Mortgage Observer

Q&A: Jay Neveloff, Kramer Levin

The Mortgage Observer spoke to Kramer Levin partner Jay Neveloff this month. Mr. Neveloff, a 24-year veteran at the firm, told us what he’s hearing from his wide range of clients following November’s elections and what many of those clients are busiest doing with the end of the year fast approaching.

Jay Neveloff.

Jay Neveloff.

The Mortgage Observer: What is your area of focus and how long have you been at the firm?

Jay Neveloff: My focus is real estate transactional work—buying, selling, developing, borrowing, lending, condominium, leasing. Even though I’ve been at the firm for 24 years, I’m actually practicing with some of my partners for my entire career. It was just the transition of how the firm worked. I started at Marshall Bratter and then when Marshall Bratter dissolved in 1981, I went with the real estate group to Rosenman, which is now Katten Muchin.

And you’ve had the same focus since?

All deals. My whole career has been deals.

Who are some of the clients you represent?

I represent a number of private equity funds—from Fortress to Westbrook to DLJ. I’m doing something for Carlyle, and I’ve represented Donald Trump for over 30 years. I represent the Ponte family, which has been active. I represent Related, CapitalSource, Bruce Eichner. It’s an interesting variation of clients.

Do you like having a mix of clients?

I do. I love it. And my clients become my friends. Most of my very close friends are clients, which makes it nice.

Among your developer clients, what are you hearing about the recent election results?

Apart from moaning that they expect to pay more in taxes, aside from the fact that there is a tremendous sense of urgency to close deals that can be closed in this calendar year, life is going on. They are continuing to look at deals, look for equity, look for sites. I don’t believe that the election truly will have any long-term effect on New York real estate. I don’t quite know what the impact will be outside of New York, but my instinct is that if there’s a concern that the capital gains tax rate is increasing, most people who are investing or developing now aren’t going to sell a year later, in all likelihood. It may be two years, it may be three years, it may be five years, it may be eight years. So they’re complaining and they’re moaning, but there is still product. And I think that the people who are selling are still going to sell. The taxes are what the taxes are. We’re collaborating with the tax department on different structures, and we’ve always done that.

What are some the ways that you can structure deals differently to benefit clients?

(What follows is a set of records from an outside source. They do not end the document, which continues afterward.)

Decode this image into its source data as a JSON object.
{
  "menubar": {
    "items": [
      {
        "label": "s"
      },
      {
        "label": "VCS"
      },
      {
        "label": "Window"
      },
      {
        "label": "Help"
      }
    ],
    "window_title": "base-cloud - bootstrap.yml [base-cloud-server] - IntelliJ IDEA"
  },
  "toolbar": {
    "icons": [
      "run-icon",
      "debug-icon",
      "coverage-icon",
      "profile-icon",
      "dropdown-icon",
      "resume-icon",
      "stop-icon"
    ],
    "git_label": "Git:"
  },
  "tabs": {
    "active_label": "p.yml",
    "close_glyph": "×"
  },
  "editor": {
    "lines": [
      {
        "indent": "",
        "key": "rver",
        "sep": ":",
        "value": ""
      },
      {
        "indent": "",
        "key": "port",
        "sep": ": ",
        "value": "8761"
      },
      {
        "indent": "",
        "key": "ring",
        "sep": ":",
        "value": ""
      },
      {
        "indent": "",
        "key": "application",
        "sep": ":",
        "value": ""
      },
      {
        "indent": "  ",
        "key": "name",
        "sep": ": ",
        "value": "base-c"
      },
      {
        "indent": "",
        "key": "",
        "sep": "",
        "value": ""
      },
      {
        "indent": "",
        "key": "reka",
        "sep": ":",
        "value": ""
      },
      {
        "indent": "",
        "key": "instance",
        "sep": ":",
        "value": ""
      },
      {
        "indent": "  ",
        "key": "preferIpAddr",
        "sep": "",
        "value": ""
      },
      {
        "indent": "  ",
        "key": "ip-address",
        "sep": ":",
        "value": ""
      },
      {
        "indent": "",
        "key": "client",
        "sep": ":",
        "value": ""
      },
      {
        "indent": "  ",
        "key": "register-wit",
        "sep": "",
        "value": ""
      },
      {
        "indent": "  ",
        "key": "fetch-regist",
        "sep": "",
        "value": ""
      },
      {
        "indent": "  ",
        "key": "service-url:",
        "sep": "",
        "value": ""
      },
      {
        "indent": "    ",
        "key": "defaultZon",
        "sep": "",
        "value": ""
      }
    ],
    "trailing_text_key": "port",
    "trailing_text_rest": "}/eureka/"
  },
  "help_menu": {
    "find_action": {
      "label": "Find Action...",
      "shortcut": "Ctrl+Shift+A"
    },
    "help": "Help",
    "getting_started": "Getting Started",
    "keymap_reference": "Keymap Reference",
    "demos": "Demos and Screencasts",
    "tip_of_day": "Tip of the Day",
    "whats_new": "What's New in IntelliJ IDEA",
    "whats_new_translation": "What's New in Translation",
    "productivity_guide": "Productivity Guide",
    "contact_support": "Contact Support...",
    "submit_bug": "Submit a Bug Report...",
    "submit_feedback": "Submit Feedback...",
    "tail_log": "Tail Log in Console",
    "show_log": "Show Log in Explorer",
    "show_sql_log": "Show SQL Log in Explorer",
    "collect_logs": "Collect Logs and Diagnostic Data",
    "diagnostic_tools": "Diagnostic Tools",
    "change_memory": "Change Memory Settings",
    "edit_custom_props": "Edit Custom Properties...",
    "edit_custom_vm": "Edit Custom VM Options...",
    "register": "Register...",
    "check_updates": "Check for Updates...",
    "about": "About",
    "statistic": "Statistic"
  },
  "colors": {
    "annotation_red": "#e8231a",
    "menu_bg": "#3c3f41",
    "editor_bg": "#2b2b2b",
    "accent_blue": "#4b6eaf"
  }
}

In restructurings, as an example—and there are certainly some restructurings that are going through the process—one way is for new equity to come in and, instead of buying out the old borrower, the old equity, to leave those previous owners in the deal and not look for capital. That’s one way. Another way is clients looking at selling property and maybe not selling all of it. We have situations where we’re looking at creative condominium structures to allow the seller or the current owner to keep some of the property and sell another part of the property. And that reduces the amount of the sale. The deal structures have consistently become more complex.

What’s causing that?

There is a lot of money around that has a niche in the market to invest. The numbers have gotten bigger because the prices have gotten bigger, so people need more money to do it. And the lawyers and the bankers and the brokers learned how to do all this stuff. These are techniques that have been around corporate finance. I think corporate has led the way, and real estate finance is right behind it.

You mentioned that there are a lot of smart finance people and lawyers who are coming up with these highly complicated, structured deals. Any danger spots looming?

There is a danger spot. I think that when people buy real estate based on spreadsheets, they’re in a danger zone.

Based on spreadsheets in what way?

When you invest as a lender, as an equity investor as a developer in real estate, you fundamentally have to know and understand the real estate. It’s not just someone from Harvard Business School or Wharton doing spreadsheets and saying ‘I estimate that the rent is going to go up by X percent a year, and inflation is going to be this and the value of the dollar is going to do this versus that.’ That’s all important, but unless you fundamentally understand the real estate—its location, the demographics, the market—you expose yourself to risks that you shouldn’t.

Apart from taxes, what are your clients most worried about?

What comes up most often is a double-dip recession in Europe. People are also concerned about the fundamentals of the economy and unemployment. We still haven’t gone through the home mortgage debacle and that hasn’t gotten sorted out. And I think that my clients in particular would like to see all the residential mortgages get sorted out and for there to be more jobs—because if there are more jobs, there is more stability.

Sandy Lindenbaum passed away this summer. How is the firm recovering?

He’s one of the few lawyers who ever defined a sector of the legal market. I viewed him as a mentor and a friend. Sandy put together an amazing land-use team. It was expanded when Paul Selver and his team joined us several years ago. Nobody could ever replace Sandy, but we still without a doubt have the pre-eminent land-use group in the city. He’s irreplaceable, and it’s a big loss on so many levels.